Claudia Costa Pederson – Gaming Utopia, Ludic Worlds in Art, Design, and Media

gaming-utopia

Indiana University Press, ISBN 978-0253054494, English, 280 pages, 2022, USA

The mental space of video games is a specific one. It is a virtual world in which we immerse ourselves, participate in its narrative and act according to its rules. The ‘worlds’ created in video games are usually designed to be easy to understand and thus playable, embedding cultural structures and values. The ‘utopian potential of world-making’, as defined by the author of this book, has been used extensively in the gaming subculture of the 2010s and 2020s, with a variety of individuals and groups creating new political, countercultural and inclusive experimental games.

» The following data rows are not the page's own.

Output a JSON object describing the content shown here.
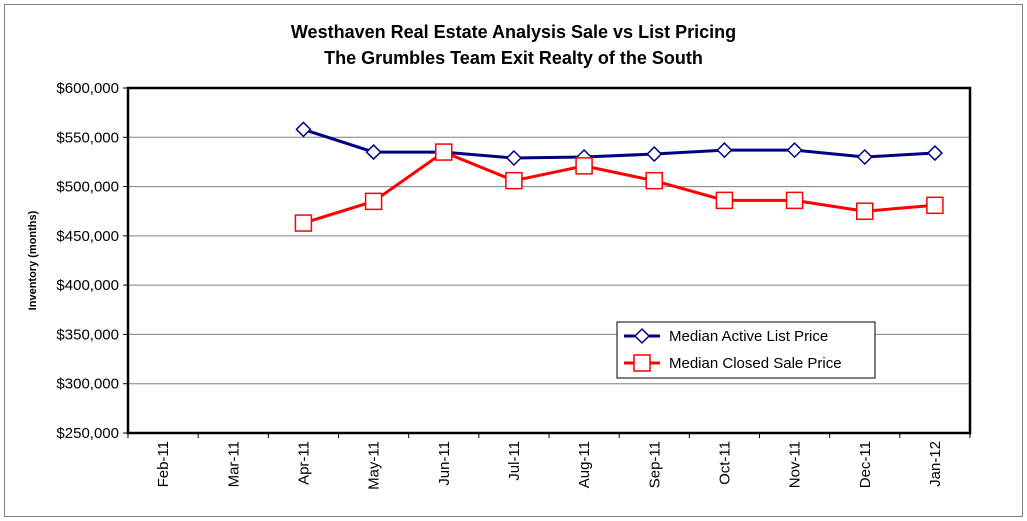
{
  "chart_data": {
    "type": "line",
    "title": "Westhaven Real Estate Analysis Sale vs List Pricing",
    "subtitle": "The Grumbles Team Exit Realty of the South",
    "ylabel": "Inventory (months)",
    "xlabel": "",
    "ylim": [
      250000,
      600000
    ],
    "ytick_step": 50000,
    "ytick_labels": [
      "$250,000",
      "$300,000",
      "$350,000",
      "$400,000",
      "$450,000",
      "$500,000",
      "$550,000",
      "$600,000"
    ],
    "categories": [
      "Feb-11",
      "Mar-11",
      "Apr-11",
      "May-11",
      "Jun-11",
      "Jul-11",
      "Aug-11",
      "Sep-11",
      "Oct-11",
      "Nov-11",
      "Dec-11",
      "Jan-12"
    ],
    "grid": "horizontal",
    "legend_position": "lower-right",
    "series": [
      {
        "name": "Median Active List Price",
        "color": "#000080",
        "marker": "diamond",
        "values": [
          null,
          null,
          558000,
          535000,
          535000,
          529000,
          530000,
          533000,
          537000,
          537000,
          530000,
          534000
        ]
      },
      {
        "name": "Median Closed Sale Price",
        "color": "#ff0000",
        "marker": "square",
        "values": [
          null,
          null,
          463000,
          485000,
          535000,
          506000,
          521000,
          506000,
          486000,
          486000,
          475000,
          481000
        ]
      }
    ]
  }
}
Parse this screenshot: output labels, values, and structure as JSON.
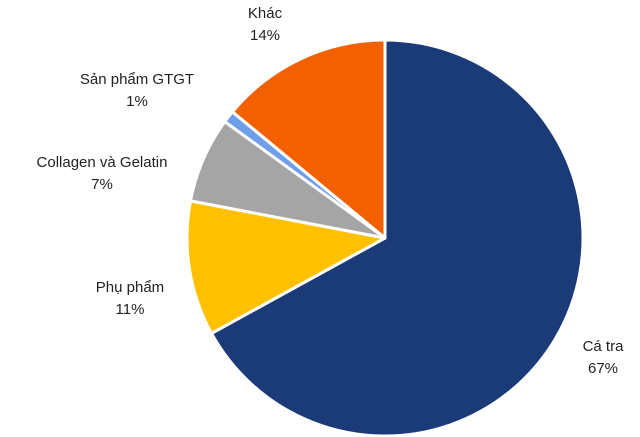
{
  "chart_data": {
    "type": "pie",
    "categories": [
      "Cá tra",
      "Phụ phẩm",
      "Collagen và Gelatin",
      "Sản phẩm GTGT",
      "Khác"
    ],
    "values": [
      67,
      11,
      7,
      1,
      14
    ],
    "value_labels": [
      "67%",
      "11%",
      "7%",
      "1%",
      "14%"
    ],
    "colors": [
      "#1b3a78",
      "#ffc000",
      "#a5a5a5",
      "#6f9ee8",
      "#f26000"
    ]
  }
}
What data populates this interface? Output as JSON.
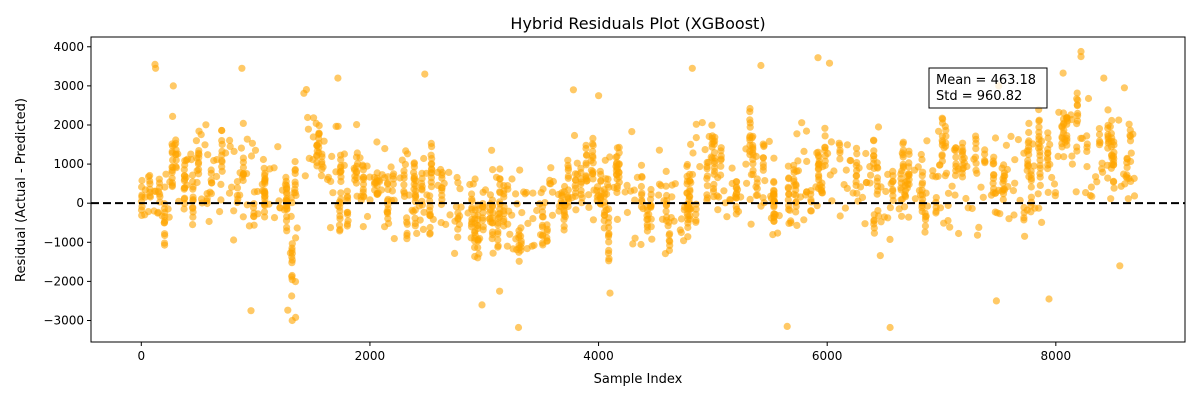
{
  "chart_data": {
    "type": "scatter",
    "title": "Hybrid Residuals Plot (XGBoost)",
    "xlabel": "Sample Index",
    "ylabel": "Residual (Actual - Predicted)",
    "xlim": [
      -440,
      9130
    ],
    "ylim": [
      -3550,
      4250
    ],
    "xticks": [
      0,
      2000,
      4000,
      6000,
      8000
    ],
    "xtick_labels": [
      "0",
      "2000",
      "4000",
      "6000",
      "8000"
    ],
    "yticks": [
      -3000,
      -2000,
      -1000,
      0,
      1000,
      2000,
      3000,
      4000
    ],
    "ytick_labels": [
      "−3000",
      "−2000",
      "−1000",
      "0",
      "1000",
      "2000",
      "3000",
      "4000"
    ],
    "grid": false,
    "reference_line": {
      "y": 0,
      "style": "dashed",
      "color": "#000000"
    },
    "annotation": {
      "lines": [
        "Mean = 463.18",
        "Std = 960.82"
      ],
      "placement": "upper-right"
    },
    "series": [
      {
        "marker_color": "#FFA500",
        "marker_alpha": 0.6,
        "n_points": 8700,
        "mean": 463.18,
        "std": 960.82,
        "samples": [
          [
            120,
            3550
          ],
          [
            125,
            3450
          ],
          [
            280,
            3000
          ],
          [
            880,
            3450
          ],
          [
            2480,
            3300
          ],
          [
            1720,
            3200
          ],
          [
            4820,
            3450
          ],
          [
            5420,
            3520
          ],
          [
            5920,
            3720
          ],
          [
            6020,
            3580
          ],
          [
            8220,
            3880
          ],
          [
            8220,
            3750
          ],
          [
            8420,
            3200
          ],
          [
            7500,
            3000
          ],
          [
            8600,
            2950
          ],
          [
            3780,
            2900
          ],
          [
            4000,
            2750
          ],
          [
            1320,
            -3000
          ],
          [
            1350,
            -2920
          ],
          [
            3300,
            -3180
          ],
          [
            5650,
            -3150
          ],
          [
            6550,
            -3180
          ],
          [
            4100,
            -2300
          ],
          [
            7480,
            -2500
          ],
          [
            8560,
            -1600
          ],
          [
            7940,
            -2450
          ],
          [
            2980,
            -2600
          ],
          [
            960,
            -2750
          ]
        ],
        "segments": [
          [
            0,
            170,
            100,
            500,
            0,
            -400,
            800
          ],
          [
            170,
            320,
            800,
            700,
            -1500,
            -1200,
            3100
          ],
          [
            320,
            500,
            700,
            600,
            -1000,
            -2100,
            2500
          ],
          [
            500,
            700,
            400,
            700,
            -2400,
            -2400,
            2200
          ],
          [
            700,
            900,
            1000,
            800,
            -500,
            -1600,
            3400
          ],
          [
            900,
            1100,
            600,
            700,
            -2800,
            -2800,
            2300
          ],
          [
            1100,
            1280,
            500,
            500,
            -1000,
            -1100,
            2200
          ],
          [
            1280,
            1420,
            -300,
            700,
            -2900,
            -3000,
            1500
          ],
          [
            1420,
            1620,
            1300,
            750,
            -800,
            -600,
            3000
          ],
          [
            1620,
            1820,
            800,
            700,
            -1800,
            -1600,
            3200
          ],
          [
            1820,
            2100,
            400,
            500,
            -1000,
            -2200,
            2300
          ],
          [
            2100,
            2450,
            300,
            500,
            -1500,
            -2200,
            2700
          ],
          [
            2450,
            2700,
            200,
            550,
            -1400,
            -1800,
            3300
          ],
          [
            2700,
            2950,
            -200,
            700,
            -2000,
            -2300,
            1700
          ],
          [
            2950,
            3300,
            -300,
            650,
            -2700,
            -2900,
            1800
          ],
          [
            3300,
            3550,
            -400,
            650,
            -3200,
            -3200,
            2400
          ],
          [
            3550,
            3800,
            300,
            600,
            -1900,
            -2200,
            2100
          ],
          [
            3800,
            4050,
            400,
            600,
            -1300,
            -2300,
            2800
          ],
          [
            4050,
            4350,
            300,
            600,
            -2000,
            -2300,
            2700
          ],
          [
            4350,
            4650,
            -300,
            650,
            -2000,
            -2100,
            1400
          ],
          [
            4650,
            4800,
            0,
            600,
            -1500,
            -1500,
            1500
          ],
          [
            4800,
            5000,
            900,
            650,
            -1000,
            -1300,
            3450
          ],
          [
            5000,
            5250,
            500,
            500,
            -1000,
            -1200,
            1900
          ],
          [
            5250,
            5500,
            800,
            700,
            -2400,
            -2400,
            3500
          ],
          [
            5500,
            5700,
            -200,
            700,
            -3100,
            -3100,
            2600
          ],
          [
            5700,
            5900,
            500,
            700,
            -1500,
            -1500,
            3300
          ],
          [
            5900,
            6200,
            700,
            700,
            -2400,
            -2400,
            3700
          ],
          [
            6200,
            6450,
            400,
            650,
            -1900,
            -2300,
            2400
          ],
          [
            6450,
            6700,
            200,
            650,
            -2300,
            -3200,
            2500
          ],
          [
            6700,
            7000,
            500,
            650,
            -1800,
            -2100,
            2700
          ],
          [
            7000,
            7300,
            600,
            650,
            -1700,
            -2500,
            2200
          ],
          [
            7300,
            7550,
            500,
            650,
            -2500,
            -2500,
            3000
          ],
          [
            7550,
            7800,
            600,
            650,
            -1500,
            -1500,
            2600
          ],
          [
            7800,
            8000,
            700,
            600,
            -2500,
            -2500,
            2700
          ],
          [
            8000,
            8300,
            1500,
            700,
            -300,
            -400,
            3900
          ],
          [
            8300,
            8500,
            1000,
            650,
            -200,
            -600,
            3100
          ],
          [
            8500,
            8700,
            900,
            650,
            -1600,
            -1700,
            3000
          ]
        ]
      }
    ]
  }
}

Costa Pederson borrows from Ernst Bloch’s distinction between abstract utopia conveyed by commercial games and concrete utopia conveyed by activist games. Concrete utopias are then identified in fifty different projects spanning a century and reflecting very different places in the world, especially non-Western ones. The analytical path begins with the avant-garde of the Dadaists and Surrealists, moves through cybernetics, art, media and subcultures, and ends with contemporary radical play. It describes a possible heterogeneous and liberating practice that easily builds on the social imaginary. We can ‘imagine alternate futures’ in games, as they can be ‘spaces of anticipation’ that allow us to foster social change through their relational and imaginative tools.